Sure. But I'm struggling a little bit to see what the larger issue is for which the absence of cloak pricing is symptomatic, epsecially for someone who has easy access to older editions' gear and price lists.

The lycanthropy thing I can appreciate more, although it seems the MM covers more of that than the OP implies.
 


Oofta

Title? I don't need no stinkin' title.
I'm reminded of a story I once heard, which I can't source and which might very well be apocryphal, that TSR once conducted a survey back when they were supporting Basic D&D and AD&D as separate game lines. They were shocked to find that a majority of DMs considered Basic D&D to be the more difficult game to run. It turned out that was because they found it more challenging to come up with rulings for Basic D&D, since it has less rules than AD&D.
Well, there is certainly a sweet spot for how many rules are enough. A game can be defined on a single page or less. You can go to the opposite end of the spectrum and require a bookshelf full of rules to run a game properly.
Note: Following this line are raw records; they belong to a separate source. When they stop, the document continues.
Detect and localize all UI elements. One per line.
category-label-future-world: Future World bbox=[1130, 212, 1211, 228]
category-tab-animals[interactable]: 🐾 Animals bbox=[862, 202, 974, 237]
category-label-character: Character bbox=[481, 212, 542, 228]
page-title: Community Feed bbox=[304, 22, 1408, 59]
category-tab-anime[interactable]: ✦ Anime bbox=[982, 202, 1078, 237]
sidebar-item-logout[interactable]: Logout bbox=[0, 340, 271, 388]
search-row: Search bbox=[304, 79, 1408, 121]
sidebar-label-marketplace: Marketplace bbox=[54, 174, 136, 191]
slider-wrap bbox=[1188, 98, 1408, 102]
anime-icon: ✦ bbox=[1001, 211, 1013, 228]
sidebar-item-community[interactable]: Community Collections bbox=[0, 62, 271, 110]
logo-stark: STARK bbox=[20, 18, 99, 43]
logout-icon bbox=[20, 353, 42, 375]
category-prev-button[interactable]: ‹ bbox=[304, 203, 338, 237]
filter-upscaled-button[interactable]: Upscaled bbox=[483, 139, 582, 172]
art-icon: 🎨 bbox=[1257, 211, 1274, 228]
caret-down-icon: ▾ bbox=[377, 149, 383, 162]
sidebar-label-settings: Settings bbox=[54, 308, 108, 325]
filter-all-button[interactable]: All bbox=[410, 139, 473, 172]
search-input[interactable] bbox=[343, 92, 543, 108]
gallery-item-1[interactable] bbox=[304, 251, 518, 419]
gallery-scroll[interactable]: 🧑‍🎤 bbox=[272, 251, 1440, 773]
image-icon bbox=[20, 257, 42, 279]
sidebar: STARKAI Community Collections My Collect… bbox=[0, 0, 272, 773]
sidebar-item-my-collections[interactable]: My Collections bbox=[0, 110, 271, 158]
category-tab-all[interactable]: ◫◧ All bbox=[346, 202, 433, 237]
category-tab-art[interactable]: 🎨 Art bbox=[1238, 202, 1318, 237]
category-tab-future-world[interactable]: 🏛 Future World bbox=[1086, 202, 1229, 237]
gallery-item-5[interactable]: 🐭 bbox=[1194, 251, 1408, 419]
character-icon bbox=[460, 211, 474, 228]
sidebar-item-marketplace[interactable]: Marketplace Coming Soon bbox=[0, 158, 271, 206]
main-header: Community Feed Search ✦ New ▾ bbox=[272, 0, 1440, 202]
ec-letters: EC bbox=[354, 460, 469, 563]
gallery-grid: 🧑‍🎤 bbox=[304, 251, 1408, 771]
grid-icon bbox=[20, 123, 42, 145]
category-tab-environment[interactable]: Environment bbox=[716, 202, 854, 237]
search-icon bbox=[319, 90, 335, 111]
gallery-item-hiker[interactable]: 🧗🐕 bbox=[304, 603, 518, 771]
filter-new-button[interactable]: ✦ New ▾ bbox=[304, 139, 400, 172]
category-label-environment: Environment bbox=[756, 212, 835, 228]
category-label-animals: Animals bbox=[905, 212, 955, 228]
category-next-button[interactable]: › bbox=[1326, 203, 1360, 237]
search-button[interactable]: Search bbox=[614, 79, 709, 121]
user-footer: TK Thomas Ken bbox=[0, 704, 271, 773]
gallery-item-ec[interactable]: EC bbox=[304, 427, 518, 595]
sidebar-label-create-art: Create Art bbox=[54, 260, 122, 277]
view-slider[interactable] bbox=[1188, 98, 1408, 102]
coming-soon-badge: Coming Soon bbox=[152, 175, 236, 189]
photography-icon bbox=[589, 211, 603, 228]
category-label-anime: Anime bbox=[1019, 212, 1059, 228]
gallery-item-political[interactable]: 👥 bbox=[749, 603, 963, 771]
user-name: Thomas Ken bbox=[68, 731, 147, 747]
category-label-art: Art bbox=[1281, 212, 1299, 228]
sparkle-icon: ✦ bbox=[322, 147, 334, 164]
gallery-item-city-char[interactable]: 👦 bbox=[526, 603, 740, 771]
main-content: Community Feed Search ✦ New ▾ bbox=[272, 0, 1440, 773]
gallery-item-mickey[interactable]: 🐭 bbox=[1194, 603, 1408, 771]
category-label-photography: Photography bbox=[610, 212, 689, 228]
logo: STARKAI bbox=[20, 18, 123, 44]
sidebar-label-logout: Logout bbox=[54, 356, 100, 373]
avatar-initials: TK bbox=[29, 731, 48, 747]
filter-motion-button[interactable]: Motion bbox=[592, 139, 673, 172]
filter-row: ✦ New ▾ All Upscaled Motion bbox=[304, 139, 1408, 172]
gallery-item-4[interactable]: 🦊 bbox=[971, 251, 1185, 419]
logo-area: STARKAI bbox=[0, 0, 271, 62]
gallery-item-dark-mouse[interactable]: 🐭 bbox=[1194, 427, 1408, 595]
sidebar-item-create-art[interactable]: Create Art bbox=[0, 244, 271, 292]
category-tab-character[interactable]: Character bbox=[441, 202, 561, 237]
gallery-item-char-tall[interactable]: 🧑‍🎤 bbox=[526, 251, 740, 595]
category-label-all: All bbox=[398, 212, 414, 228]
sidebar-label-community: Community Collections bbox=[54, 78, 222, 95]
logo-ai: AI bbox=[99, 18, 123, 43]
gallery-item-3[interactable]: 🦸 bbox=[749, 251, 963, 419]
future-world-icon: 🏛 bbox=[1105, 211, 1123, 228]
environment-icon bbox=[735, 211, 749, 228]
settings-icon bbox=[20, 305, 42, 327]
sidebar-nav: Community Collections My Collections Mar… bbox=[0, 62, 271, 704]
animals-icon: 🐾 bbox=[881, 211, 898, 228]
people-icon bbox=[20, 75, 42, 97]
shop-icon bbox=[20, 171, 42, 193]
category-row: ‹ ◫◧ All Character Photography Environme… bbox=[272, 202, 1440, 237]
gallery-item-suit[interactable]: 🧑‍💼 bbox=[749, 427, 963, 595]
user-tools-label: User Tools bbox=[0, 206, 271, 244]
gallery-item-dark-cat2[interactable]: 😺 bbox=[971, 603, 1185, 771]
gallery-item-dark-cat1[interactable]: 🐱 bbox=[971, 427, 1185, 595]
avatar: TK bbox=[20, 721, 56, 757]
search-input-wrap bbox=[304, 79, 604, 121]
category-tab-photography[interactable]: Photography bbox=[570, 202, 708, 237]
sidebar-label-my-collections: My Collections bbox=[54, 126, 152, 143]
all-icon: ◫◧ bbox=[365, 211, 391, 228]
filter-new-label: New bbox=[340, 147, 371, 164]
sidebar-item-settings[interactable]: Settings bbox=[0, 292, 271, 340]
D&D 5E seems to have hit that sweet spot for a whole heck of a lot of people but there is no pleasing everyone.
 



Nikosandros

Golden Procrastinator
I'd go further: different strokes for the same folks - I can enjoy more than one RPG!
Indeed. For example, tonight I'm running AD&D and all the characters have detailed equipment on their sheets. If it isn't written down, you don't have it. Yesterday night, I did run 5e. Magic items and special objects are tracked, but otherwise it is much more relaxed.
 

In a Doctor Who RPG there was a "Deep Pockets" skill. If you needed something, you made the roll (difficulty depending on the obscurity of the item). If you made the roll you are able to produce the item (or a furry jelly baby on a failed roll).
I've had similar skills in various homebrews.
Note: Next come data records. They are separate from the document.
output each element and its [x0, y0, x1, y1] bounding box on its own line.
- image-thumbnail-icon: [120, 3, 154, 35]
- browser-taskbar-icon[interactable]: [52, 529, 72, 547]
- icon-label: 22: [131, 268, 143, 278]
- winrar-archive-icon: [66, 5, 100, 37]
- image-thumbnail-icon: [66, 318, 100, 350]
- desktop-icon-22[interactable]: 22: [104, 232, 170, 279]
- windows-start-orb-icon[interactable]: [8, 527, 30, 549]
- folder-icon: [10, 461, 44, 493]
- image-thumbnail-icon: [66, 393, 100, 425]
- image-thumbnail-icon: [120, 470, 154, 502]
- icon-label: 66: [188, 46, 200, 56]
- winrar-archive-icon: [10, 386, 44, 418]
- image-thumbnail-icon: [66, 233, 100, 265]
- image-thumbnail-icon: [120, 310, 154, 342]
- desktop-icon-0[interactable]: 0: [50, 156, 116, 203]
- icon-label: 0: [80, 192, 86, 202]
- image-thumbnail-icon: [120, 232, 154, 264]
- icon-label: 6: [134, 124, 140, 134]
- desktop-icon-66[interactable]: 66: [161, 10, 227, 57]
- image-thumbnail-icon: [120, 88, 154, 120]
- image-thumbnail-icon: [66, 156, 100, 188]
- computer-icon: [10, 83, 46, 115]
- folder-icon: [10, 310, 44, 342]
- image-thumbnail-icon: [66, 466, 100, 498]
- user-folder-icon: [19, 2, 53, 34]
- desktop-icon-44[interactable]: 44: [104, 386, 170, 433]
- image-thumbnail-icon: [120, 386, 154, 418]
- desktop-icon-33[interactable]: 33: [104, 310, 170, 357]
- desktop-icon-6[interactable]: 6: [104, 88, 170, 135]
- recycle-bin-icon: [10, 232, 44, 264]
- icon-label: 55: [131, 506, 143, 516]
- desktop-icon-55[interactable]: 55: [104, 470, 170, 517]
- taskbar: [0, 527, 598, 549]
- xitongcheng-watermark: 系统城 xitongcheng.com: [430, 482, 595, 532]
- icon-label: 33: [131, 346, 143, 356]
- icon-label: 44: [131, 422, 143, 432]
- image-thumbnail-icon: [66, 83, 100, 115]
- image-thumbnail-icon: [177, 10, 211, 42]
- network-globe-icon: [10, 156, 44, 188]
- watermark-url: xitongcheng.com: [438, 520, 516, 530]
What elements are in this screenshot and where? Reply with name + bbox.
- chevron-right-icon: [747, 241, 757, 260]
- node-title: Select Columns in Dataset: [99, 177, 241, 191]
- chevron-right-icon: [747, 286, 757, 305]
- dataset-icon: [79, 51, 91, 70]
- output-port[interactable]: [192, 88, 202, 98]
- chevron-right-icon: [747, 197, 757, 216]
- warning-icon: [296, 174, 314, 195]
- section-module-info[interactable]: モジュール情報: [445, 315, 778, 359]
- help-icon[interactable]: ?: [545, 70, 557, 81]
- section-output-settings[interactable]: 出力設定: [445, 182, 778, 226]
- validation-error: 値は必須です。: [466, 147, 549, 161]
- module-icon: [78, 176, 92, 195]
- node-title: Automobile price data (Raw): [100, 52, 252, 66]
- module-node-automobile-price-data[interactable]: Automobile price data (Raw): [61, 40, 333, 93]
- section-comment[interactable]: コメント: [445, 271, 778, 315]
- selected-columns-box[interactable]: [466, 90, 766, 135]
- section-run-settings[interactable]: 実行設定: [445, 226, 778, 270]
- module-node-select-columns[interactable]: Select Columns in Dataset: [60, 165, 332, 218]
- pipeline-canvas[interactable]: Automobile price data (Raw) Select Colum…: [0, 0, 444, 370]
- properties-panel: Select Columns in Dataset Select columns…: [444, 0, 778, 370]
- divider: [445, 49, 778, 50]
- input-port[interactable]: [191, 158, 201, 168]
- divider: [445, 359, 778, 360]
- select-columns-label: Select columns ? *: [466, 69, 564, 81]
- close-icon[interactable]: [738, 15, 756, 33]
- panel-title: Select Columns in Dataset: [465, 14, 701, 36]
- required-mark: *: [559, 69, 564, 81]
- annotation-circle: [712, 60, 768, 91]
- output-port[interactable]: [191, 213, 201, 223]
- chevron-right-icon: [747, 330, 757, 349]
I could even see a kind of sub-system, where you decide how much money you spend on gear, and that gives you a kind of "skill" in Having Stuff for the duration of the adventure. The DM then sets a DC depending on how esoteric the desired item is.
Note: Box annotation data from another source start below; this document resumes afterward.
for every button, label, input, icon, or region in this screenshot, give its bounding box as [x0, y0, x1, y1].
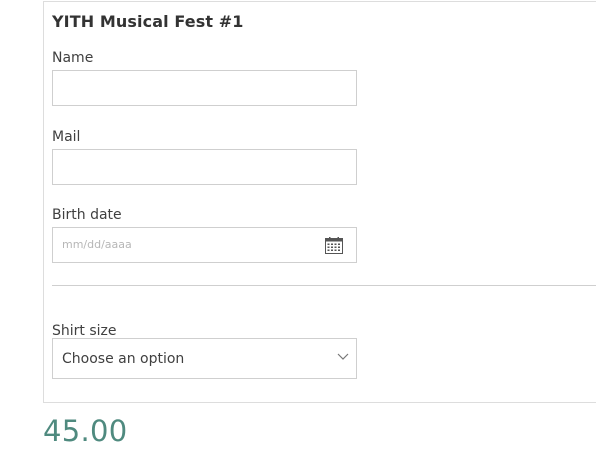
birth-date-field[interactable]: mm/dd/aaaa	[52, 227, 357, 263]
price: 45.00	[43, 414, 128, 448]
birth-date-placeholder: mm/dd/aaaa	[62, 238, 132, 251]
shirt-size-select[interactable]: Choose an option	[52, 338, 357, 379]
birth-date-label: Birth date	[52, 207, 122, 223]
shirt-size-value: Choose an option	[62, 351, 185, 367]
chevron-down-icon	[337, 353, 349, 360]
event-form: YITH Musical Fest #1 Name Mail Birth dat…	[43, 1, 596, 403]
form-title: YITH Musical Fest #1	[52, 12, 244, 31]
shirt-size-label: Shirt size	[52, 323, 117, 339]
name-field[interactable]	[52, 70, 357, 106]
calendar-icon[interactable]	[325, 237, 343, 254]
mail-field[interactable]	[52, 149, 357, 185]
section-divider	[52, 285, 596, 286]
name-label: Name	[52, 50, 94, 66]
mail-label: Mail	[52, 129, 81, 145]
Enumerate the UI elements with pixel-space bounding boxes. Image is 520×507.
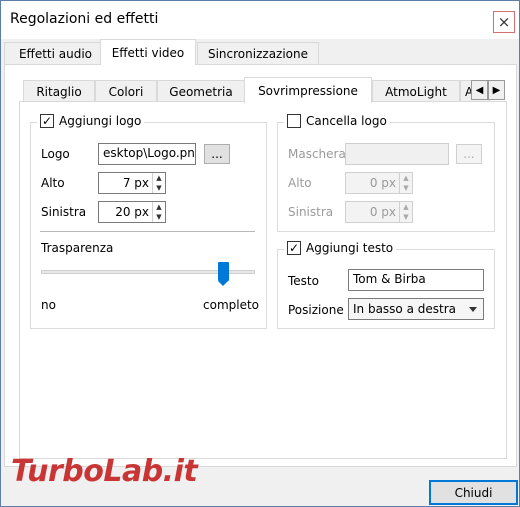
sinistra-spinbox[interactable]: 20 px ▲ ▼	[98, 201, 166, 223]
testo-field[interactable]: Tom & Birba	[348, 269, 484, 291]
spin-up-icon[interactable]: ▲	[400, 173, 412, 183]
spin-down-icon[interactable]: ▼	[153, 212, 165, 222]
cancella-group: Cancella logo Maschera ... Alto 0 px ▲ ▼ …	[277, 114, 495, 232]
aggiungi-testo-label: Aggiungi testo	[306, 241, 394, 255]
effetti-video-page: Ritaglio Colori Geometria Sovrimpression…	[4, 64, 517, 467]
logo-path-field[interactable]: esktop\Logo.png	[98, 143, 196, 165]
cancella-sinistra-label: Sinistra	[288, 205, 334, 219]
title-bar: Regolazioni ed effetti ×	[1, 1, 519, 39]
cancella-sinistra-value: 0 px	[369, 205, 396, 219]
maschera-label: Maschera	[288, 147, 346, 161]
separator	[40, 231, 255, 232]
alto-label: Alto	[41, 176, 65, 190]
aggiungi-logo-checkbox[interactable]: ✓	[40, 114, 54, 128]
alto-spinbox[interactable]: 7 px ▲ ▼	[98, 172, 166, 194]
dialog-window: Regolazioni ed effetti × Effetti audio E…	[0, 0, 520, 507]
scroll-left-icon[interactable]: ◀	[471, 80, 488, 100]
tab-sovrimpressione[interactable]: Sovrimpressione	[244, 77, 372, 103]
tab-geometria[interactable]: Geometria	[157, 80, 245, 102]
posizione-value: In basso a destra	[353, 302, 457, 316]
cancella-alto-label: Alto	[288, 176, 312, 190]
trasparenza-slider-thumb[interactable]	[217, 262, 229, 286]
aggiungi-testo-checkbox[interactable]: ✓	[287, 241, 301, 255]
window-title: Regolazioni ed effetti	[10, 11, 159, 27]
logo-browse-button[interactable]: ...	[204, 144, 230, 164]
turbolab-watermark: TurboLab.it	[11, 454, 198, 489]
cancella-alto-value: 0 px	[369, 176, 396, 190]
cancella-logo-checkbox[interactable]	[287, 114, 301, 128]
tab-atmolight[interactable]: AtmoLight	[372, 80, 460, 102]
aggiungi-logo-label: Aggiungi logo	[59, 114, 142, 128]
maschera-browse-button[interactable]: ...	[456, 144, 482, 164]
sinistra-label: Sinistra	[41, 205, 87, 219]
spin-up-icon[interactable]: ▲	[400, 202, 412, 212]
posizione-dropdown[interactable]: In basso a destra	[348, 298, 484, 320]
cancella-logo-label: Cancella logo	[306, 114, 387, 128]
alto-value: 7 px	[122, 176, 149, 190]
sovrimpressione-page: ✓ Aggiungi logo Logo esktop\Logo.png ...…	[19, 101, 507, 459]
tab-effetti-audio[interactable]: Effetti audio	[4, 42, 107, 64]
spin-up-icon[interactable]: ▲	[153, 173, 165, 183]
logo-group-header: ✓ Aggiungi logo	[37, 114, 145, 128]
spin-down-icon[interactable]: ▼	[153, 183, 165, 193]
tab-scroll-arrows: ◀ ▶	[471, 80, 505, 100]
maschera-field[interactable]	[345, 143, 449, 165]
trasparenza-label: Trasparenza	[41, 241, 114, 255]
cancella-group-header: Cancella logo	[284, 114, 390, 128]
spin-down-icon[interactable]: ▼	[400, 183, 412, 193]
cancella-sinistra-spinbox[interactable]: 0 px ▲ ▼	[345, 201, 413, 223]
sinistra-value: 20 px	[115, 205, 149, 219]
posizione-label: Posizione	[288, 303, 344, 317]
main-tab-bar: Effetti audio Effetti video Sincronizzaz…	[1, 39, 519, 65]
tab-effetti-video[interactable]: Effetti video	[100, 39, 196, 65]
testo-group: ✓ Aggiungi testo Testo Tom & Birba Posiz…	[277, 241, 495, 329]
tab-colori[interactable]: Colori	[95, 80, 157, 102]
testo-label: Testo	[288, 274, 319, 288]
slider-max-label: completo	[203, 298, 260, 312]
scroll-right-icon[interactable]: ▶	[488, 80, 505, 100]
testo-group-header: ✓ Aggiungi testo	[284, 241, 397, 255]
chevron-down-icon	[469, 307, 477, 312]
logo-label: Logo	[41, 147, 70, 161]
tab-ritaglio[interactable]: Ritaglio	[23, 80, 95, 102]
spin-down-icon[interactable]: ▼	[400, 212, 412, 222]
chiudi-button[interactable]: Chiudi	[429, 480, 518, 505]
slider-min-label: no	[41, 298, 56, 312]
cancella-alto-spinbox[interactable]: 0 px ▲ ▼	[345, 172, 413, 194]
logo-group: ✓ Aggiungi logo Logo esktop\Logo.png ...…	[30, 114, 267, 329]
tab-sincronizzazione[interactable]: Sincronizzazione	[197, 42, 319, 64]
close-icon[interactable]: ×	[493, 11, 515, 33]
spin-up-icon[interactable]: ▲	[153, 202, 165, 212]
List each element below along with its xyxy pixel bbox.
EDIT: I'll add that I recognize that some people really like mini-game of shopping for specific items. I get that. I used to enjoy that, too. Clearly one approach does not satisfy all people.
 

Lem23

Explorer
I lke the Trail of Cthulhu version (also found in several other Pelgrane rpgs) called Preparedness - something you have in your backpack or pockets that's usually only small but useful for a particular task. No long lists of gear, just the important stuff (weapons etc), just spend / roll your Preparedness and get on with the interesting parts rather than spending precious gaming time doing your grocery shopping..
 

Lanefan

Victoria Rules
I'd agree that buying ear trumpets and 10' poles isn't the most interesting way that that sort of skill can manifest (I'd say planning spell load outs is probably the pinnacle of that sort of "skilled play", at least in its prep aspects) but hopefully it's not the most interesting thing that happens in @Lanefan's game!
I'd hope so too! :)

That said, things sometimes do get interesting when a particular piece of mundane equipment would come in very handy right now and nobody has one...

(a relatively common example is winter gear e.g. parkas when a warm-weather party suddenly finds itself in a cold environment via teleport or plane shift or whatever)

Rations and water are another mundane item the lack of which can sometimes become problematic in a hurry, especially if the party has no-one able to cast Create (Food and) Water.